Not only is there concern the Trump administration will skirt eminent domain laws, there is a real threat that environmental laws will be tossed out the window in administration’s rush to fulfill the president’s campaign promise to build 500 miles of wall.
The wall would run through hundreds of miles of untouched, pristine lands that are home to wildlife like antelope, deer, javelina. A wall will tear up these lands and their vegetation, cause erosion and flooding, and cut off migratory paths for wildlife – threatening their livelihood.
The Department of Interior is set to transfer 500 acres of lands in New Mexico, Arizona, and California to the Army for the president’s wall. 213 of those acres are in my state.
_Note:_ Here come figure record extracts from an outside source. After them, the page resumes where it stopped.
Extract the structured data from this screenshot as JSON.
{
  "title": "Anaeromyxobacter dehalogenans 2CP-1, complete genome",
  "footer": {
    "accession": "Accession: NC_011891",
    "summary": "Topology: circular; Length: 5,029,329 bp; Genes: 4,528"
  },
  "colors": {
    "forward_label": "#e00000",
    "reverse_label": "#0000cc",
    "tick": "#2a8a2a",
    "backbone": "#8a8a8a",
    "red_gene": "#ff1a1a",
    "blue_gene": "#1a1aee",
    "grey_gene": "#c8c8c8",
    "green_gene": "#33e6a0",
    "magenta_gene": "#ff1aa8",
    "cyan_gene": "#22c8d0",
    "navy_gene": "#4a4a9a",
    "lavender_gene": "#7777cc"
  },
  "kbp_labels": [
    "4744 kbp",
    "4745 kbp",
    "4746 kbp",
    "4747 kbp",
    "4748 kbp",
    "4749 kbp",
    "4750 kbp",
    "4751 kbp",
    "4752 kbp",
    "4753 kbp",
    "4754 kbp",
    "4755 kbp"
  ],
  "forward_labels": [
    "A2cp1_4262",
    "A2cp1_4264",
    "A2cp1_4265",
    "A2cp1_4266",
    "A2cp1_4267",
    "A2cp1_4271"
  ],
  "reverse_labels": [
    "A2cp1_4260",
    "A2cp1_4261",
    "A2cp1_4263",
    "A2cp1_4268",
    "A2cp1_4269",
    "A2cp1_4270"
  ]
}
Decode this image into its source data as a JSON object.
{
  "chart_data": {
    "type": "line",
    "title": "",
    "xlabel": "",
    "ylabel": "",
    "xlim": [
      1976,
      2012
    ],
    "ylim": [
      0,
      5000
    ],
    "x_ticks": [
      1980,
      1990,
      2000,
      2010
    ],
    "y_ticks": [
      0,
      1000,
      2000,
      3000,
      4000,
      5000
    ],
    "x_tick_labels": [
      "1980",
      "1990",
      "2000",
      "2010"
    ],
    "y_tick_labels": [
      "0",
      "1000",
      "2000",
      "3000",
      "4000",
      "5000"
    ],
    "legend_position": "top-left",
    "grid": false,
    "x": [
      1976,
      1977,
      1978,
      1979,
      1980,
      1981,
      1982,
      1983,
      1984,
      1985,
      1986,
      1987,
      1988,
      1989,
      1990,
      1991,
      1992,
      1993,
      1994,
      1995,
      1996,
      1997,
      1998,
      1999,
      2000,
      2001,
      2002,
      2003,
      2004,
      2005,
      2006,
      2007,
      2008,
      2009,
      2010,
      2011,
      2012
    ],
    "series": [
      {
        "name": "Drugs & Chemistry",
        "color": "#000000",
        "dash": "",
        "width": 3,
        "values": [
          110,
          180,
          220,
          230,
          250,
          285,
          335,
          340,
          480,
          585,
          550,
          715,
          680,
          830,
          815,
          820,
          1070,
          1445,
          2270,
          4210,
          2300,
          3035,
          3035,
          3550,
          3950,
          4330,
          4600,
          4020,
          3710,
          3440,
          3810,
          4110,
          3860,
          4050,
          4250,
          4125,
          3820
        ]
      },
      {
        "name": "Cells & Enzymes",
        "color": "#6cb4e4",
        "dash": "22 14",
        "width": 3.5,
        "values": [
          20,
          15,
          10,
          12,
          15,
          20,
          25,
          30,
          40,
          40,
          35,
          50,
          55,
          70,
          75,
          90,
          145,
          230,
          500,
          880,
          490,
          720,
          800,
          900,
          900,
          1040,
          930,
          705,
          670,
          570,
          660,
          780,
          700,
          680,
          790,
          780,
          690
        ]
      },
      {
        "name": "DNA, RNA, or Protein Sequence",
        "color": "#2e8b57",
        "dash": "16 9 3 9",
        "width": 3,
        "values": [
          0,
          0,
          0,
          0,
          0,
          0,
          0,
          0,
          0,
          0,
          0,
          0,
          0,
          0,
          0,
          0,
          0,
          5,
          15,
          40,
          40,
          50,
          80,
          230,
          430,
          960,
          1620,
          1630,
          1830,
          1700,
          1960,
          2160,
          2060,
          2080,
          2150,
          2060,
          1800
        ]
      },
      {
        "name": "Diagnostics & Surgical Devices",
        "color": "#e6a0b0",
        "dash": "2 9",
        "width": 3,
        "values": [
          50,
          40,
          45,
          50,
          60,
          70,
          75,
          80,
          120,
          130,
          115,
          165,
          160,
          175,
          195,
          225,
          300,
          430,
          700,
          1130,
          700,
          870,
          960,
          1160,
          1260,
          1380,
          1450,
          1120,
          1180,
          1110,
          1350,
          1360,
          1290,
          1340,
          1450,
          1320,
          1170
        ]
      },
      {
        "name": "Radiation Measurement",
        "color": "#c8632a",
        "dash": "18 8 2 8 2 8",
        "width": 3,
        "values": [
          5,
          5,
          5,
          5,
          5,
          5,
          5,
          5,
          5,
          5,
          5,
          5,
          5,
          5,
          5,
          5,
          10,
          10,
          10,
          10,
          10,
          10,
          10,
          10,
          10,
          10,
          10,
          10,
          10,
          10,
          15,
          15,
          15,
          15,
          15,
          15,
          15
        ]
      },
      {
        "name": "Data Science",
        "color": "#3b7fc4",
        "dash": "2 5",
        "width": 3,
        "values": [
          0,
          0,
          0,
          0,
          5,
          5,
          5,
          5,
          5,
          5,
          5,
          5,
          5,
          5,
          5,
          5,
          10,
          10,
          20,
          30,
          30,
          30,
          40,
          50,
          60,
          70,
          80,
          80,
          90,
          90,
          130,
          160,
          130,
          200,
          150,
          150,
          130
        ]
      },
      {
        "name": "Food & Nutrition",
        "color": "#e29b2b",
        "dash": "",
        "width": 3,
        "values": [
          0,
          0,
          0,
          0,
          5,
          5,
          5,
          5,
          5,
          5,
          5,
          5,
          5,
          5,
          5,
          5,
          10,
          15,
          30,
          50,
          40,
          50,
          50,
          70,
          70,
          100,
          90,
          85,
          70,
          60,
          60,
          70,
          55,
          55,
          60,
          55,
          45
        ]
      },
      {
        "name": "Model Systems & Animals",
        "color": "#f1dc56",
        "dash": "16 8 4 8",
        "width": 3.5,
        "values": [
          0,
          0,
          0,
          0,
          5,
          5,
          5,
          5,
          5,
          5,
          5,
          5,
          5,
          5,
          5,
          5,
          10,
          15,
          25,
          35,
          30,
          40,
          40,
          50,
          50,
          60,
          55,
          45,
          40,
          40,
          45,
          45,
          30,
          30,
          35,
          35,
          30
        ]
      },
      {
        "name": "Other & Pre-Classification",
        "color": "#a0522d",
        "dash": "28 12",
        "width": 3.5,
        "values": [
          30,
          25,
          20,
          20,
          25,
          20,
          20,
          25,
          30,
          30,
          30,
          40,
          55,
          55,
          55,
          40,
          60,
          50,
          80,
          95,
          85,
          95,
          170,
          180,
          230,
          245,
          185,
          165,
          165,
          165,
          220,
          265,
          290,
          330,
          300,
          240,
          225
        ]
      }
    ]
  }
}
The Department of the Interior is supposed to protect our natural resources -- not endanger them with a border wall that will compromise their ecological value, destroy habitat connectivity, and harm wildlife.
At its base, the president’s wall – and his divisive rhetoric toward immigrants – is deeply offensive to New Mexicans. We have strong family, cultural, and economic ties to Mexico.
We are a proud multicultural state. Our diversity does not divide us. It DEFINES us.
This body holds the power of the purse. Not the president. Now is the time to affirm this constitutional power, and affirm the appropriation decisions we have made for our own states and the nation.
We should override the president’s veto.
And make sure that legitimate national security interests are protected -- by seeing that the 127 military construction projects go forward on schedule.